Children’s Health Queensland clinicians, in collaboration with Griffith University and the University of Michigan, have created the world’s first paediatric appropriateness guidelines for intravenous access devices.
The evidence-based Michigan Appropriateness Guide for Intravenous Catheters in Paediatrics provides appropriate and safe criteria for vascular access devices across a range of clinical indications in paediatric healthcare, with the aim of preserving vessels and minimising harm to young patients.

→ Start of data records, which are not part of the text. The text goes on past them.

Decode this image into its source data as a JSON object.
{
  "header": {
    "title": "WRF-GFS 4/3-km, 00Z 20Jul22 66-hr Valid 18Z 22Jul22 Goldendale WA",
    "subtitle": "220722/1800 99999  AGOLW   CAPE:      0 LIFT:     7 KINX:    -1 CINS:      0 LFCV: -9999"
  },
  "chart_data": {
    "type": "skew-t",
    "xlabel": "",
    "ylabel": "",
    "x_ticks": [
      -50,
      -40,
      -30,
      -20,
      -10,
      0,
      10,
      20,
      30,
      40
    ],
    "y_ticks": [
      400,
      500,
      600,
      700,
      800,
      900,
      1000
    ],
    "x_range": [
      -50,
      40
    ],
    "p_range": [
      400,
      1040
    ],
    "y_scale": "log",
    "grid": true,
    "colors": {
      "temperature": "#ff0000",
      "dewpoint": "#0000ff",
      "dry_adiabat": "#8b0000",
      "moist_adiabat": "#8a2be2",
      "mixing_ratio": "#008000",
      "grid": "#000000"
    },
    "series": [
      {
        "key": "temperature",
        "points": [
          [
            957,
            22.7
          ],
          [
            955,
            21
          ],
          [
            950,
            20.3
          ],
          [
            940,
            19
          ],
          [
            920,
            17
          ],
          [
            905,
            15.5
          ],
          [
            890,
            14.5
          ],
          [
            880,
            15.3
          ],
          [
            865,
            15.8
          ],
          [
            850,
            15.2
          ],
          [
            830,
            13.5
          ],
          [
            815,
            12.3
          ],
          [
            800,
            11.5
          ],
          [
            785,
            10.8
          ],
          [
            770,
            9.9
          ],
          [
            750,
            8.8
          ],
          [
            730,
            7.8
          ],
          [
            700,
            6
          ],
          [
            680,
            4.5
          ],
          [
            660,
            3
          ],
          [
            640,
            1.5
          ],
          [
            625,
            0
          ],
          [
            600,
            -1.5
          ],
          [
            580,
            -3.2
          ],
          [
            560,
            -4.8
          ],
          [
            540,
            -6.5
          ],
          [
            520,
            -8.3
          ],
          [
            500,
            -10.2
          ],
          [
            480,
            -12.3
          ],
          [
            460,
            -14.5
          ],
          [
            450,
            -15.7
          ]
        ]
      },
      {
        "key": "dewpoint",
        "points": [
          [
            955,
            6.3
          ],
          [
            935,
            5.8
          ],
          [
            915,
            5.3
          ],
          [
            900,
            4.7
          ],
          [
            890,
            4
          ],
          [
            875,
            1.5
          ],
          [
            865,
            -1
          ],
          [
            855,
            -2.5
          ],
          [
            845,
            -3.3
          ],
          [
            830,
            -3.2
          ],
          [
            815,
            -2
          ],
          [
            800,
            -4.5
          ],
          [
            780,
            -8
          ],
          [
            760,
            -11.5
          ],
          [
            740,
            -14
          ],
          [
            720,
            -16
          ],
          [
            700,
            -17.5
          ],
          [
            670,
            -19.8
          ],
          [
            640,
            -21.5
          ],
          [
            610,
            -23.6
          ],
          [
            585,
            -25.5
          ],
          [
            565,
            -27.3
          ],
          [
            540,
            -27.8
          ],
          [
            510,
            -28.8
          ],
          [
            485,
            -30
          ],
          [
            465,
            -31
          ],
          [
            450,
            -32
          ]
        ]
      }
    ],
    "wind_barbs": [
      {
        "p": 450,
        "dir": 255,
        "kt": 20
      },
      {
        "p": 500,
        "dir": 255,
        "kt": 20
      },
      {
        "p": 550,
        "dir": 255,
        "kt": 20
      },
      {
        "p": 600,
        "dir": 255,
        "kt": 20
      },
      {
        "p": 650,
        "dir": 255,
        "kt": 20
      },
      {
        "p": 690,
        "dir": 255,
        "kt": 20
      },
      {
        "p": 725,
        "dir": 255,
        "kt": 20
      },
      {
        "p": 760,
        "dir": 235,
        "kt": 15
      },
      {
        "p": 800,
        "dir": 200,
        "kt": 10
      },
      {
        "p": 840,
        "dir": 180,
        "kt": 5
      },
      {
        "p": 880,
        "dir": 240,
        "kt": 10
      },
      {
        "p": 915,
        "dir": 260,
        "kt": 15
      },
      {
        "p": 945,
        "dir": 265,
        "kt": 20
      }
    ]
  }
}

CHQ nurse practitioner Tricia Kleidon and paediatric surgeon Associate Professor Craig McBride (both pictured) provided their expertise as members of a panel of paediatric experts from leading Australian and US hospitals and universities who developed the evidence-based guide.
Ms Kleidon said most children treated in hospital needed a vascular access device to receive intravenous fluids, antibiotics, or other medicines but choosing the best device could sometimes be challenging for clinicians.
“The wide range of intravenous devices available for short and long-term treatment really adds to the complexities of paediatric healthcare. It’s so important to select the best option for each patient to avoid complications like infection, pain, or delayed treatment,” Ms Kleidon said.
“Inserting a catheter that is not appropriate for the planned treatment can make the process very distressing for a young child. It can also cause permanent vessel damage, limiting the options for future treatments into adulthood.
“We hope these recommendations will help clinicians choose the right intravenous device for all children, and ultimately reduce device-related complications for sick kids.”
The study, funded by Griffith University, the University of Michigan and the Association for Vascular Access Foundation, has been published as a standalone supplement in a leading paediatric medical journal Pediatrics.